Entendu, il vient de là-bas, mais la mémoire n’est pas le souvenir.
Le nom est un mythe. Qui chante les morts chante les vivants.
Ainsi le mythe donne des signes.
Il se construit en plusieurs temps, et à toutes les personnes.

Cela aurait pu commencer ainsi.

Des marins soucieux des périls se raconteraient des histoires.
Des histoires de rêves aux noms comme des charmes.
Et, pétrifiés, regarderaient Médée, fille des pays barbares.
Pays dont on ne sait. Qu’objets de toujours de conquêtes coloniales.
Médée, la figure de l’ insaisissable. L’étrangère. Inquiétante.
Ils n’étaient pas des marins, mais des cueilleurs de sons, de voix, de mots.

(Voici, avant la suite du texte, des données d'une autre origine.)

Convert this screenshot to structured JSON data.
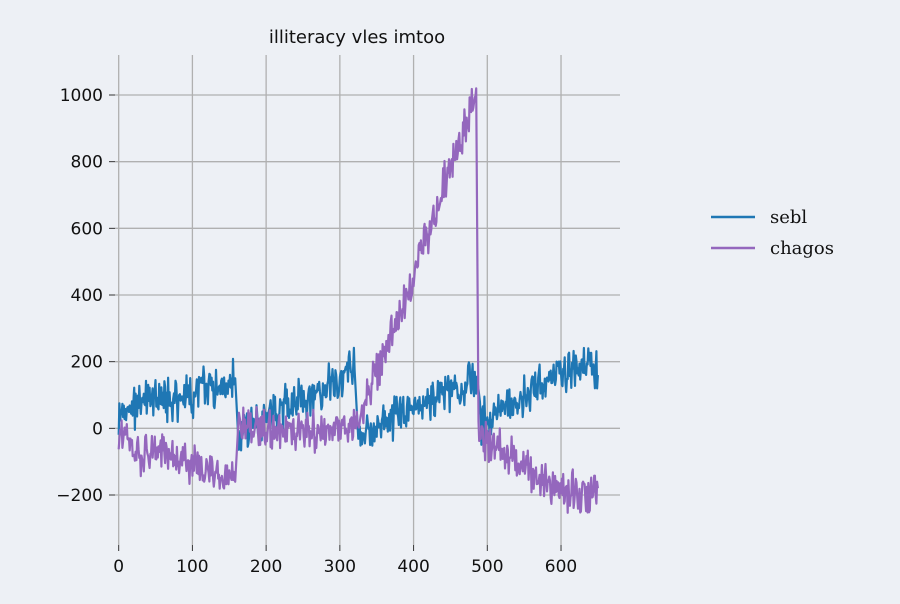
{
  "chart_data": {
    "type": "line",
    "title": "illiteracy vles imtoo",
    "xlabel": "",
    "ylabel": "",
    "xlim": [
      -5,
      680
    ],
    "ylim": [
      -350,
      1120
    ],
    "xticks": [
      0,
      100,
      200,
      300,
      400,
      500,
      600
    ],
    "yticks": [
      -200,
      0,
      200,
      400,
      600,
      800,
      1000
    ],
    "grid": true,
    "legend_position": "right",
    "series": [
      {
        "name": "sebl",
        "color": "#1f77b4",
        "points": [
          [
            0,
            20
          ],
          [
            10,
            40
          ],
          [
            20,
            60
          ],
          [
            30,
            70
          ],
          [
            40,
            75
          ],
          [
            50,
            80
          ],
          [
            60,
            80
          ],
          [
            70,
            85
          ],
          [
            80,
            85
          ],
          [
            90,
            90
          ],
          [
            100,
            100
          ],
          [
            110,
            110
          ],
          [
            120,
            120
          ],
          [
            130,
            125
          ],
          [
            140,
            130
          ],
          [
            150,
            140
          ],
          [
            158,
            150
          ],
          [
            163,
            -20
          ],
          [
            170,
            0
          ],
          [
            180,
            10
          ],
          [
            190,
            20
          ],
          [
            200,
            30
          ],
          [
            210,
            40
          ],
          [
            220,
            55
          ],
          [
            230,
            65
          ],
          [
            240,
            75
          ],
          [
            250,
            90
          ],
          [
            260,
            100
          ],
          [
            270,
            110
          ],
          [
            280,
            125
          ],
          [
            290,
            135
          ],
          [
            300,
            145
          ],
          [
            310,
            160
          ],
          [
            320,
            175
          ],
          [
            325,
            -40
          ],
          [
            330,
            -20
          ],
          [
            340,
            0
          ],
          [
            350,
            10
          ],
          [
            360,
            20
          ],
          [
            370,
            30
          ],
          [
            380,
            40
          ],
          [
            390,
            50
          ],
          [
            400,
            55
          ],
          [
            410,
            65
          ],
          [
            420,
            75
          ],
          [
            430,
            85
          ],
          [
            440,
            95
          ],
          [
            450,
            105
          ],
          [
            460,
            120
          ],
          [
            470,
            130
          ],
          [
            480,
            145
          ],
          [
            486,
            155
          ],
          [
            490,
            20
          ],
          [
            500,
            30
          ],
          [
            510,
            45
          ],
          [
            520,
            55
          ],
          [
            530,
            65
          ],
          [
            540,
            75
          ],
          [
            550,
            95
          ],
          [
            560,
            110
          ],
          [
            570,
            125
          ],
          [
            580,
            140
          ],
          [
            590,
            160
          ],
          [
            600,
            165
          ],
          [
            610,
            175
          ],
          [
            620,
            180
          ],
          [
            630,
            190
          ],
          [
            640,
            200
          ],
          [
            650,
            160
          ]
        ]
      },
      {
        "name": "chagos",
        "color": "#9467bd",
        "points": [
          [
            0,
            -20
          ],
          [
            10,
            -40
          ],
          [
            20,
            -60
          ],
          [
            30,
            -70
          ],
          [
            40,
            -80
          ],
          [
            50,
            -80
          ],
          [
            60,
            -85
          ],
          [
            70,
            -90
          ],
          [
            80,
            -95
          ],
          [
            90,
            -100
          ],
          [
            100,
            -105
          ],
          [
            110,
            -115
          ],
          [
            120,
            -120
          ],
          [
            130,
            -130
          ],
          [
            140,
            -140
          ],
          [
            150,
            -150
          ],
          [
            158,
            -160
          ],
          [
            163,
            20
          ],
          [
            170,
            10
          ],
          [
            180,
            5
          ],
          [
            190,
            0
          ],
          [
            200,
            -5
          ],
          [
            210,
            -10
          ],
          [
            220,
            -5
          ],
          [
            230,
            -10
          ],
          [
            240,
            -15
          ],
          [
            250,
            -10
          ],
          [
            260,
            0
          ],
          [
            270,
            -15
          ],
          [
            280,
            -20
          ],
          [
            290,
            -15
          ],
          [
            300,
            -25
          ],
          [
            310,
            -10
          ],
          [
            320,
            10
          ],
          [
            325,
            40
          ],
          [
            330,
            60
          ],
          [
            340,
            110
          ],
          [
            350,
            170
          ],
          [
            360,
            220
          ],
          [
            370,
            280
          ],
          [
            380,
            340
          ],
          [
            390,
            400
          ],
          [
            400,
            460
          ],
          [
            410,
            530
          ],
          [
            420,
            590
          ],
          [
            430,
            650
          ],
          [
            440,
            720
          ],
          [
            450,
            780
          ],
          [
            460,
            840
          ],
          [
            470,
            900
          ],
          [
            480,
            970
          ],
          [
            485,
            1020
          ],
          [
            488,
            0
          ],
          [
            490,
            -20
          ],
          [
            500,
            -40
          ],
          [
            510,
            -60
          ],
          [
            520,
            -70
          ],
          [
            530,
            -80
          ],
          [
            540,
            -100
          ],
          [
            550,
            -110
          ],
          [
            560,
            -130
          ],
          [
            570,
            -150
          ],
          [
            580,
            -160
          ],
          [
            590,
            -170
          ],
          [
            600,
            -180
          ],
          [
            610,
            -190
          ],
          [
            620,
            -200
          ],
          [
            630,
            -205
          ],
          [
            640,
            -210
          ],
          [
            650,
            -180
          ]
        ]
      }
    ]
  }
}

Et Médée, pieds nus, portait une robe à pois, sur un vélo rouge.
Et elle lisait L’Adieu aux armes d’Hemingway (...)
à plus de quatre heures du matin, elle avait donc le sens de la mise en scène !

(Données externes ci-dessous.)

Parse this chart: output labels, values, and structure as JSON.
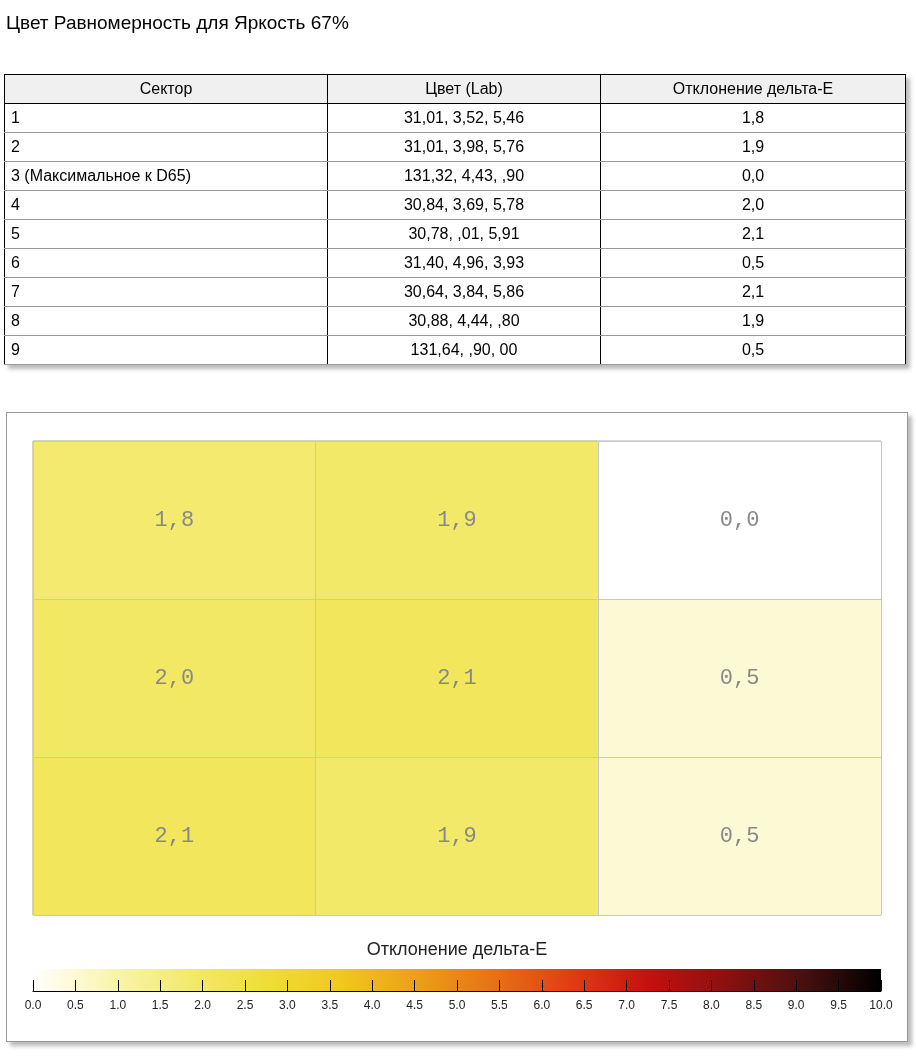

C’est dire si elle savait ce que c’est que traduire.

La Mer Noire est un arsenal de noms.
Dans l’Antiquité, pour les Grecs, elle était scythique.
Les Scythes lui donnaient un nom propitiatoire.
Les Romains la voyaient aveugle.
Les Arabes la nommèrent de la couleur cardinale du nord.
En géorgien elle est shavi zRva. C’est dire si sa couleur est déjà un voyage.

Cela aurait pu être le journal d’une mer aux noms indécidables.
Ainsi naissent les fictions.
La Mer Noire n’appartient à personne, elle offre tous les possibles.
S’y abouchent Turquie, Géorgie, Russie, Crimée, Ukraine, Roumanie, Bulgarie.
Ses côtes ont fait les délices de la nomenklatura soviétique.
Mais voyager ne forme pas toujours.
Encore faut-il ouvrir l’œil, l’oreille. D’attention.
Et la Géorgie ne s’appelle pas Géorgie, mais Sakartvelo, et ainsi de suite.
Les noms sont des histoires.
Qui font des tours et puis reviennent, ne disent pas tout.

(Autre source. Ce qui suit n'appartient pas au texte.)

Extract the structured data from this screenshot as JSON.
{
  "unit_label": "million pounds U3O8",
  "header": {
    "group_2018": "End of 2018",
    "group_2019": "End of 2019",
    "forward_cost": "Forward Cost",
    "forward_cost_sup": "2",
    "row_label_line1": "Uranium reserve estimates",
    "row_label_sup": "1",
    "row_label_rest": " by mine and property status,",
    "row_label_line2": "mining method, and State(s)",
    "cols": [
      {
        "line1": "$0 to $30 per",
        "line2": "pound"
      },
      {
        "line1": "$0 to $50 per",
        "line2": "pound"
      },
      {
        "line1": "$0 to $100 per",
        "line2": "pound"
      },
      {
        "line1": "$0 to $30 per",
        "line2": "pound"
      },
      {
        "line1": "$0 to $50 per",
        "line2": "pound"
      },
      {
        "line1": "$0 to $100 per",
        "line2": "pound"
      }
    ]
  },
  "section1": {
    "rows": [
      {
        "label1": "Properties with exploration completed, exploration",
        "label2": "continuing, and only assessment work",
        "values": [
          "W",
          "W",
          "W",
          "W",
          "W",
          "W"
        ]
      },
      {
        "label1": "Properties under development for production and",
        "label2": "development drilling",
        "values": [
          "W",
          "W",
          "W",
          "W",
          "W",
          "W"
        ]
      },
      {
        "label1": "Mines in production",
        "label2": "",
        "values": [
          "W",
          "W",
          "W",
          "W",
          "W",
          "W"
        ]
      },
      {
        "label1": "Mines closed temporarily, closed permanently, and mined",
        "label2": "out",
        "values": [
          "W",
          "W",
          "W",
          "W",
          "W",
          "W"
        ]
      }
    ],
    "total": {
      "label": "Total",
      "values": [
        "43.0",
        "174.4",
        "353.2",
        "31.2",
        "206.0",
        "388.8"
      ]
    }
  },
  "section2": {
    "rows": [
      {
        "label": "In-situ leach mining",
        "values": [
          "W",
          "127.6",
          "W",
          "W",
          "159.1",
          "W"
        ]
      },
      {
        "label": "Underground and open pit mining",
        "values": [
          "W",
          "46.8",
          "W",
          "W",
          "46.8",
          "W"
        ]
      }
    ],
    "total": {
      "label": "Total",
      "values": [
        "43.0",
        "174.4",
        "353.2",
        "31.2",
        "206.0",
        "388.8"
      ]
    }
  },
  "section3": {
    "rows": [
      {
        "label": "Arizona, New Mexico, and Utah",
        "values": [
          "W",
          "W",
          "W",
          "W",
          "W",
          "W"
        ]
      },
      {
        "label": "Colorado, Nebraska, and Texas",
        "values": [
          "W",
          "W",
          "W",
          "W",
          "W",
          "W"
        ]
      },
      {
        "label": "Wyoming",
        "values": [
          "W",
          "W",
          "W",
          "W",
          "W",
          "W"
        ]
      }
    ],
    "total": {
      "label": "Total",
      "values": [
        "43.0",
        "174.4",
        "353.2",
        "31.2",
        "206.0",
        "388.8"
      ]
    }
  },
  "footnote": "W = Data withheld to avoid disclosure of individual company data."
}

Cela aurait pu n’être qu’un voyage de deux mois.
Sur une goélette de vingt-huit mètres. Sur une mer comme une autre.
N’être qu’un départ. Un projet commencé il ya cinq ans, un parcours.
Poursuivant celui d’Ulysse en Méditerranée.
Une rencontre avec une autre figure du chant.
Mais Médée est plus qu’une histoire. Tout un travail de mise à distance.
Reconnue, souhaitée.
Cela aurait pu n’être qu’une expérience.
Celle d’artistes sonores, d’un collectif basé à New York.
Et celle d’un écrivain notant les étapes de la création.
Avec des machines, des techniques, compliquées, un cap.

L’écrivain doute et les cueilleurs de sons se font humbles, reçoivent, entendent.
Et les tempêtes guettent.

MEDEA est une expérience de mémoire et d’oubli.
Poti fut le lieu de départ de Médée sur le bateau Argos.
(...) Aujourd’hui, on y charge du gaz sur des tankers immenses.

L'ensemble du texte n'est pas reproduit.